Gas sensitivity enhancement in praseodymium-doped cobalt ferrite nanoparticles: investigating humidity effects and palladium synergy

Abstract

The objective of this research is to explore the influence of praseodymium incorporation into cobalt ferrite nanoparticles, derived from sol-gel, on their response to hydrogen gas. Additionally, we investigated the hydroxyl scavenging capacity of praseodymium ions by comparing the results obtained at low relative humidity (RH ~ 20%) and high relative humidity (RH ~ 50%).

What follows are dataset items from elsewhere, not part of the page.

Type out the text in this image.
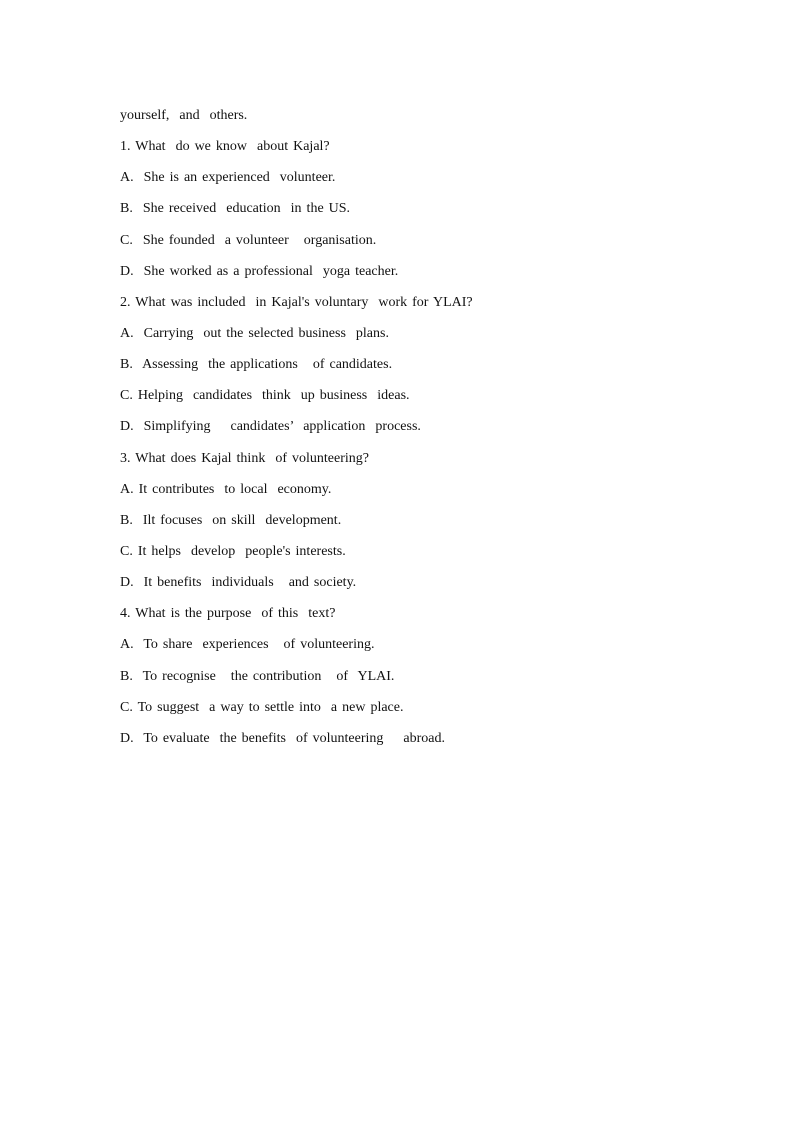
yourself,  and  others.
1. What  do we know  about Kajal?
A.  She is an experienced  volunteer.
B.  She received  education  in the US.
C.  She founded  a volunteer   organisation.
D.  She worked as a professional  yoga teacher.
2. What was included  in Kajal's voluntary  work for YLAI?
A.  Carrying  out the selected business  plans.
B.  Assessing  the applications   of candidates.
C. Helping  candidates  think  up business  ideas.
D.  Simplifying    candidates’  application  process.
3. What does Kajal think  of volunteering?
A. It contributes  to local  economy.
B.  Ilt focuses  on skill  development.
C. It helps  develop  people's interests.
D.  It benefits  individuals   and society.
4. What is the purpose  of this  text?
A.  To share  experiences   of volunteering.
B.  To recognise   the contribution   of  YLAI.
C. To suggest  a way to settle into  a new place.
D.  To evaluate  the benefits  of volunteering    abroad.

Our findings revealed that the optimal gas sensing properties of the CoFe_2 − xPr_xO₄ semiconductor (where x = 0, 0.02, 0.04, 0.06) were achieved with a Pr concentration of 0.02 at a working temperature of 300 °C. Scanning electron microscopy and mapping Energy-dispersive X-ray spectroscopy (EDS) analysis of Pr-doped CoFe₂O₄ nanoparticles provided evidence for the existence of a secondary phase at higher Pr concentrations, which impacted gas-sensing performance when x > 0.02. Furthermore, the addition of palladium proved to be effective in enhancing the moisture-resistant gas-sensing properties of the CoFe_1.98Pr_0.02O₄ gas sensor. The synergistic interaction between palladium and praseodymium ions was responsible for the observed enhanced anti-humidity and hydrogen gas detection characteristics.